Multiplicative Position-aware Transformer Models for Language Understanding
This work addresses a specific bottleneck in NLP models by enhancing position encoding, but it is incremental as it builds on existing Transformer architectures.
The paper tackled the lack of systematic analysis on position embedding methods in Transformers by reviewing and comparing existing approaches, and proposed a novel multiplicative embedding method that improved RoBERTa models on SQuAD datasets, achieving superior accuracy.

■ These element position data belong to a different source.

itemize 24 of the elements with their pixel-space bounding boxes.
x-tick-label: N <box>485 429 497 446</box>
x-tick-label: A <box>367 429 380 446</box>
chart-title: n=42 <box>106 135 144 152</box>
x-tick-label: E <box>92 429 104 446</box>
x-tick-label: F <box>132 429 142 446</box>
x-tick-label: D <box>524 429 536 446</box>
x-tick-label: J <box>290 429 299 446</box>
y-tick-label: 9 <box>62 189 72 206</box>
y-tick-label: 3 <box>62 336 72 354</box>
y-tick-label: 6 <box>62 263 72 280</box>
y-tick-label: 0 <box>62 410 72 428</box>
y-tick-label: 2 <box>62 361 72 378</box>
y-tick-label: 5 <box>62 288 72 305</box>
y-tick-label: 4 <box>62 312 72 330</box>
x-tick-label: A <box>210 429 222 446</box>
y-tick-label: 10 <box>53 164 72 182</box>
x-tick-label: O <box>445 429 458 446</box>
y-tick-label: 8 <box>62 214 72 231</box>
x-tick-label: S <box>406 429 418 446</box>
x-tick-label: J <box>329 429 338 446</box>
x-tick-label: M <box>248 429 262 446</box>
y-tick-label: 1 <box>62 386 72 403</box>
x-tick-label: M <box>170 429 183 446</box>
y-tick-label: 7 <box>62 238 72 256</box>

Transformer models, which leverage architectural improvements like self-attention, perform remarkably well on Natural Language Processing (NLP) tasks. The self-attention mechanism is position agnostic. In order to capture positional ordering information, various flavors of absolute and relative position embeddings have been proposed. However, there is no systematic analysis on their contributions and a comprehensive comparison of these methods is missing in the literature. In this paper, we review major existing position embedding methods and compare their accuracy on downstream NLP tasks, using our own implementations. We also propose a novel multiplicative embedding method which leads to superior accuracy when compared to existing methods. Finally, we show that our proposed embedding method, served as a drop-in replacement of the default absolute position embedding, can improve the RoBERTa-base and RoBERTa-large models on SQuAD1.1 and SQuAD2.0 datasets.